Nein, da war es wieder. Und es kam auch nicht von draußen, sondern von der Wand. Joe schlich zwischen zwei Kartonstapeln hindurch und legte sein Ohr gegen die frisch gestrichene Tapete. Da war etwas, ganz leise nur. Eine Art Schaben. Joe presste das Ohr fester an die Tapete. Ein paar Sekunden lang war alles still, dann ertönte das Rascheln und Schaben erneut. Es klang, als würde sich etwas durch die Wände schieben. Joe wich zurück und starrte ungläubig die Tapete an, die sich plötzlich nach außen wölbte, als würde sich ein gewaltiger Körper von innen gegen sie stemmen. Und dann …
RITSCH – RUMS!
… riss ein koffergroßes Stück Tapete aus der Wand und krachte auf den Boden. Staub wirbelte auf. Eine Hand wedelte in ihm herum, begleitet von Husten; einem Husten, der Joe bekannt vorkam. Er ging in die Knie. In der Wand prangte ein gezacktes Loch. Und in dem Loch hockte Rebecca.
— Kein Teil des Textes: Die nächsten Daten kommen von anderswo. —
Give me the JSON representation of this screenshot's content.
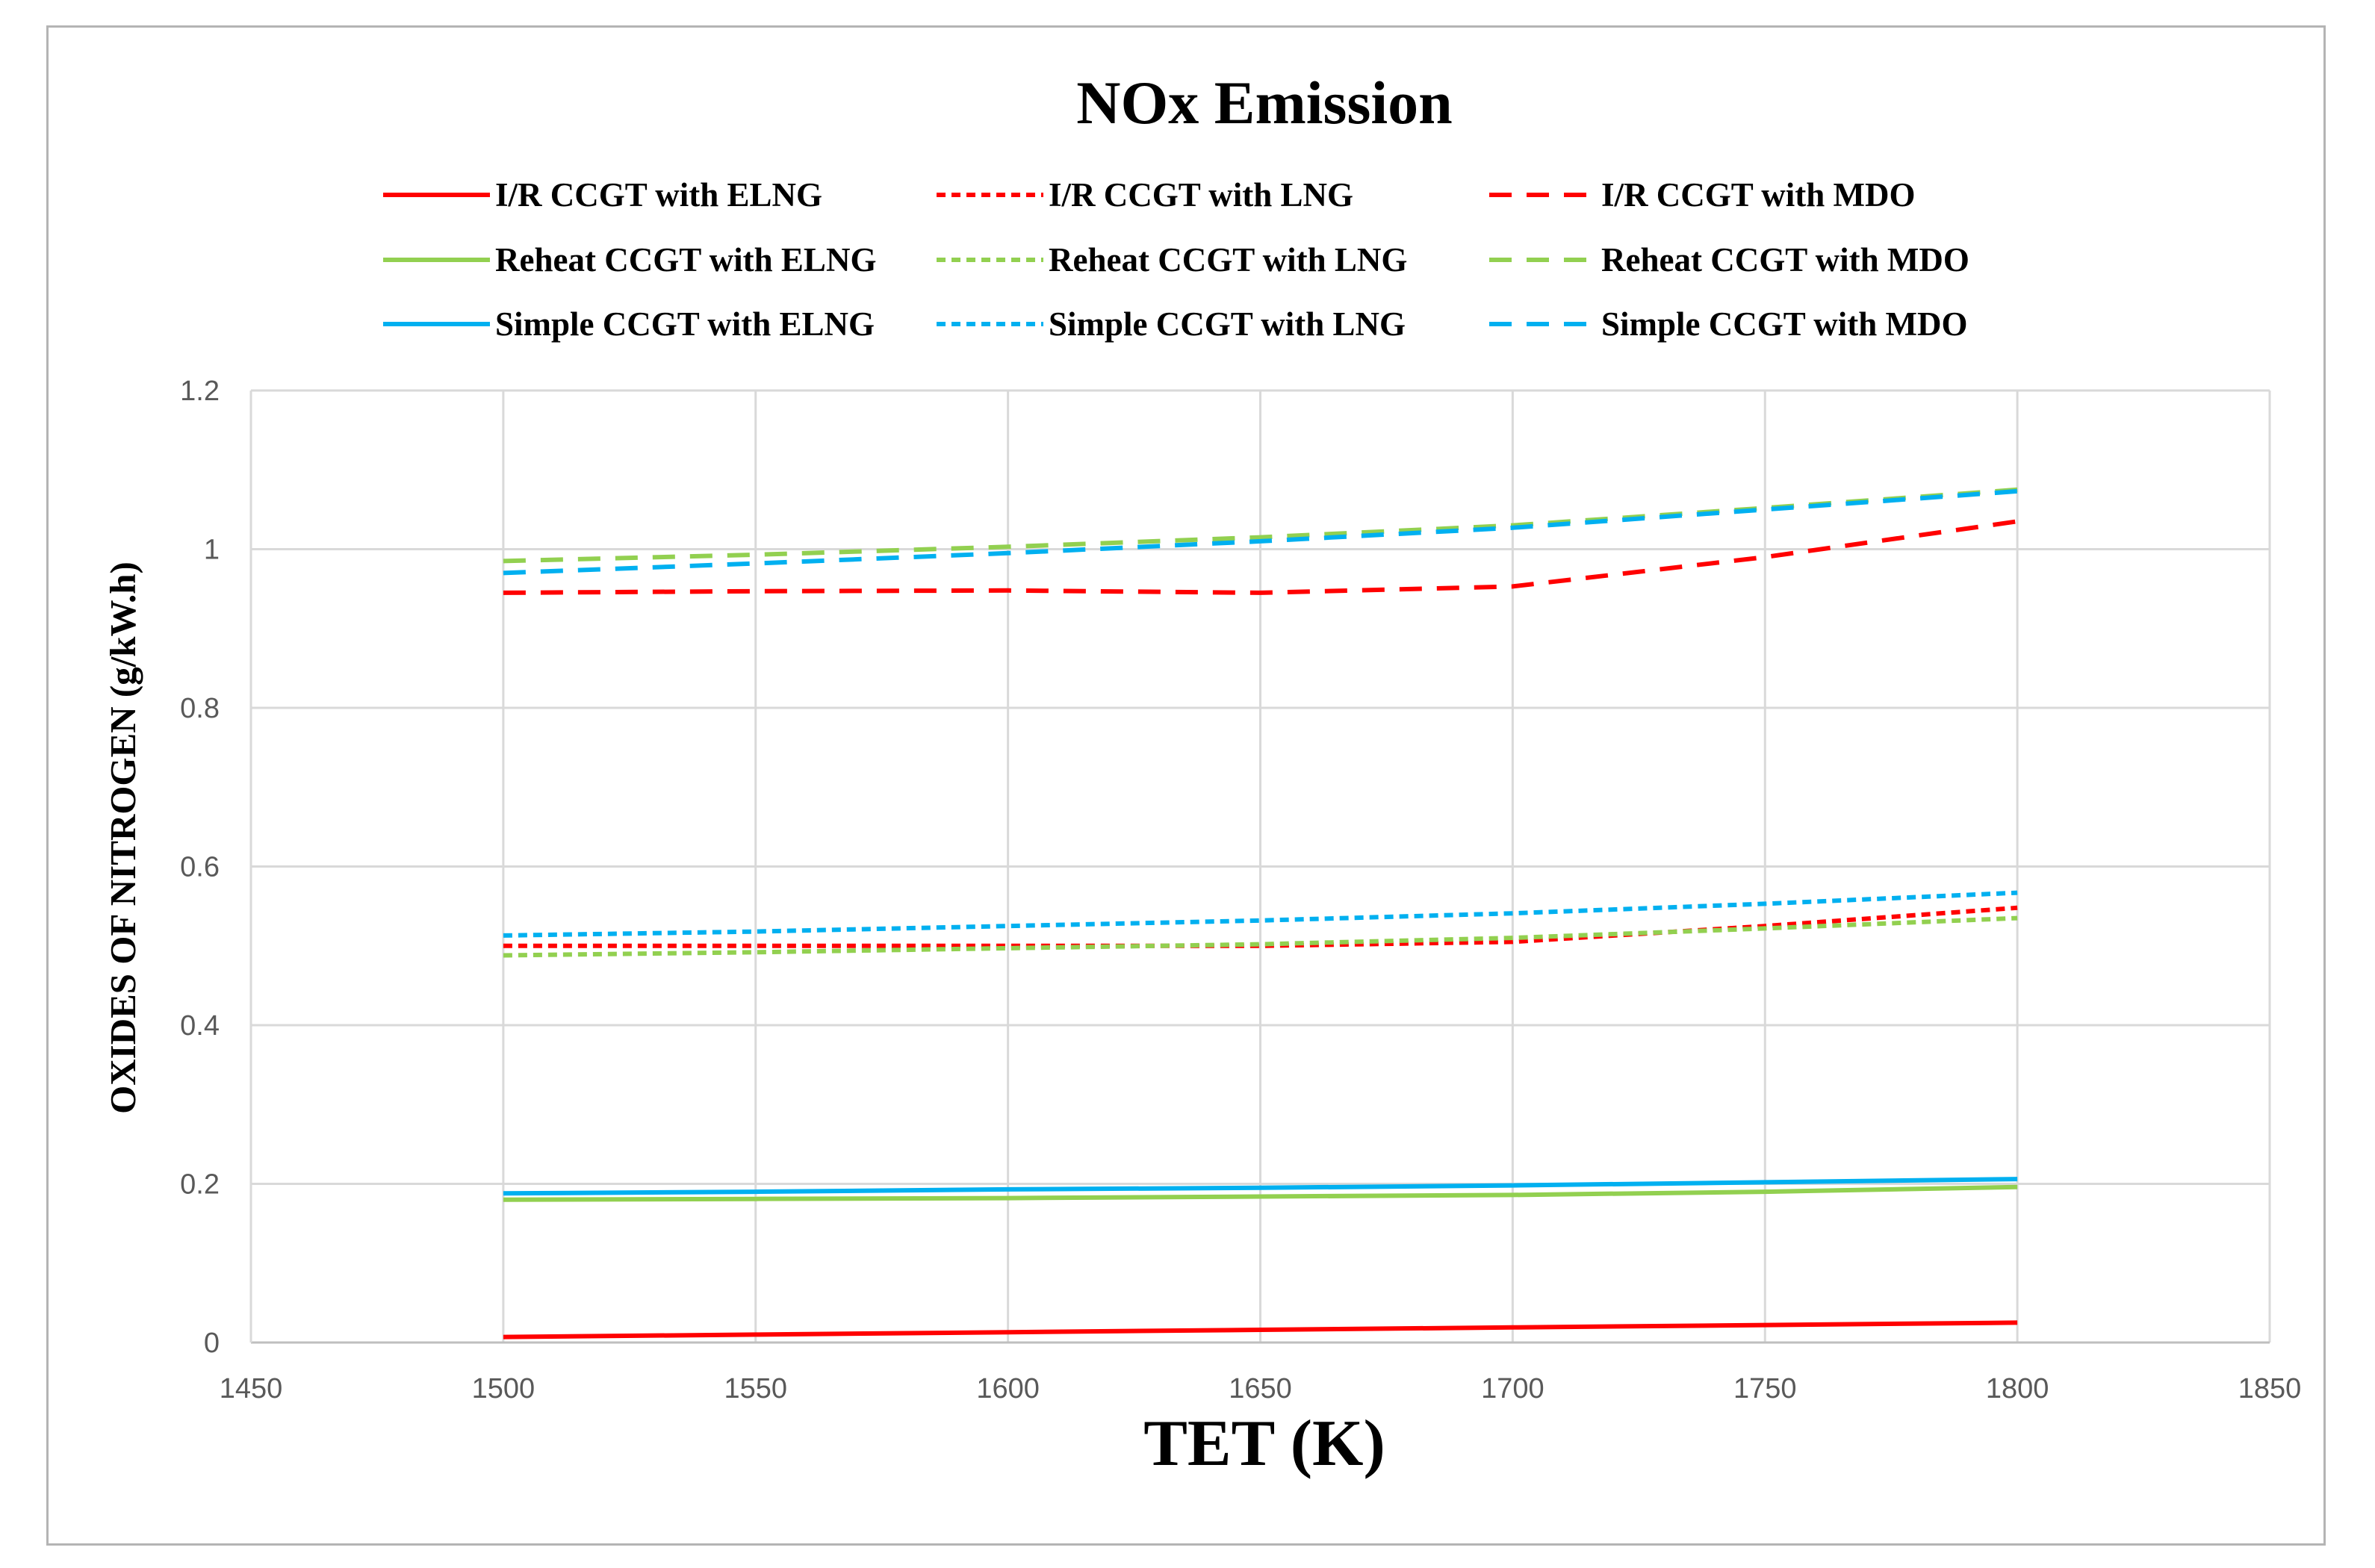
{
  "chart_data": {
    "type": "line",
    "title": "NOx Emission",
    "xlabel": "TET (K)",
    "ylabel": "OXIDES OF NITROGEN (g/kW.h)",
    "xlim": [
      1450,
      1850
    ],
    "ylim": [
      0,
      1.2
    ],
    "x_ticks": [
      "1450",
      "1500",
      "1550",
      "1600",
      "1650",
      "1700",
      "1750",
      "1800",
      "1850"
    ],
    "y_ticks": [
      "0",
      "0.2",
      "0.4",
      "0.6",
      "0.8",
      "1",
      "1.2"
    ],
    "grid": true,
    "legend_position": "top",
    "x": [
      1500,
      1550,
      1600,
      1650,
      1700,
      1750,
      1800
    ],
    "series": [
      {
        "name": "I/R CCGT with ELNG",
        "color": "#ff0000",
        "dash": "solid",
        "values": [
          0.007,
          0.01,
          0.013,
          0.016,
          0.019,
          0.022,
          0.025
        ]
      },
      {
        "name": "I/R CCGT with LNG",
        "color": "#ff0000",
        "dash": "short",
        "values": [
          0.5,
          0.5,
          0.5,
          0.5,
          0.505,
          0.525,
          0.548
        ]
      },
      {
        "name": "I/R CCGT with MDO",
        "color": "#ff0000",
        "dash": "long",
        "values": [
          0.945,
          0.947,
          0.948,
          0.945,
          0.953,
          0.99,
          1.035
        ]
      },
      {
        "name": "Reheat CCGT with ELNG",
        "color": "#92d050",
        "dash": "solid",
        "values": [
          0.18,
          0.181,
          0.182,
          0.184,
          0.186,
          0.19,
          0.196
        ]
      },
      {
        "name": "Reheat CCGT with LNG",
        "color": "#92d050",
        "dash": "short",
        "values": [
          0.488,
          0.492,
          0.497,
          0.502,
          0.51,
          0.522,
          0.535
        ]
      },
      {
        "name": "Reheat CCGT with MDO",
        "color": "#92d050",
        "dash": "long",
        "values": [
          0.985,
          0.993,
          1.003,
          1.015,
          1.03,
          1.052,
          1.075
        ]
      },
      {
        "name": "Simple CCGT with ELNG",
        "color": "#00b0f0",
        "dash": "solid",
        "values": [
          0.188,
          0.19,
          0.193,
          0.195,
          0.198,
          0.202,
          0.206
        ]
      },
      {
        "name": "Simple CCGT with LNG",
        "color": "#00b0f0",
        "dash": "short",
        "values": [
          0.513,
          0.518,
          0.525,
          0.532,
          0.541,
          0.553,
          0.567
        ]
      },
      {
        "name": "Simple CCGT with MDO",
        "color": "#00b0f0",
        "dash": "long",
        "values": [
          0.97,
          0.982,
          0.995,
          1.01,
          1.027,
          1.05,
          1.073
        ]
      }
    ]
  }
}
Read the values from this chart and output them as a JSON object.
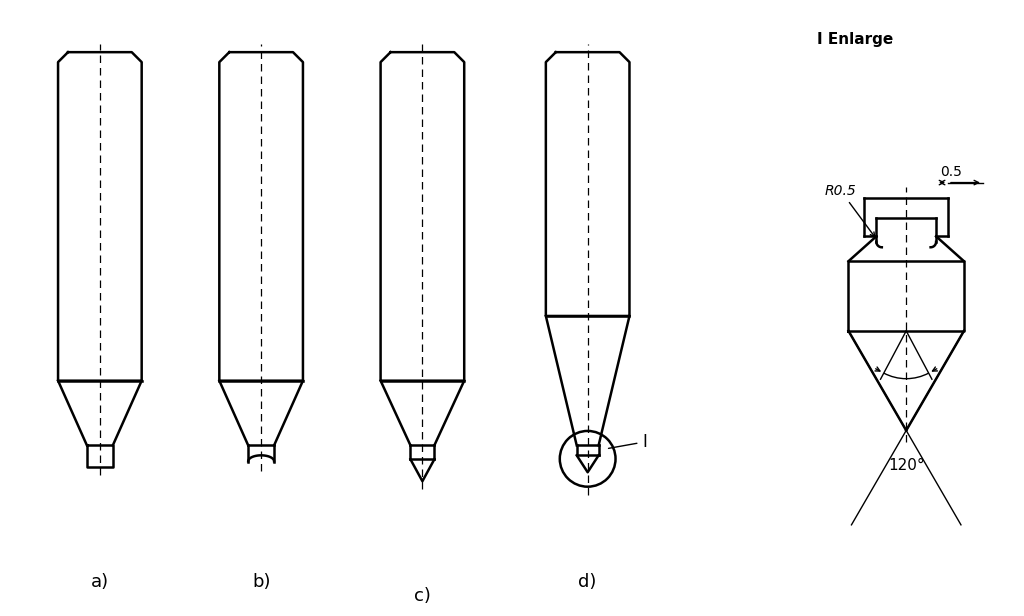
{
  "background_color": "#ffffff",
  "line_color": "#000000",
  "labels": [
    "a)",
    "b)",
    "c)",
    "d)"
  ],
  "title_enlarge": "I Enlarge",
  "dim_05": "0.5",
  "dim_r05": "R0.5",
  "dim_120": "120°",
  "label_I": "I"
}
»Was machst du da?«, fragte Joe entsetzt.
»Ich habe einen Geheimgang gefunden«, erwiderte seine Schwester und hustete erneut. »Führt von meinem Zimmer direkt zu deinem. Aber das ist noch nicht alles.«
»Rebecca? Joe?« Das war Dads Stimme. »Alles in Ordnung? Was hat denn da so gerumst?«
»Rebecca…«, rief Joe, doch seine Schwester legte den Finger auf ihre Lippen.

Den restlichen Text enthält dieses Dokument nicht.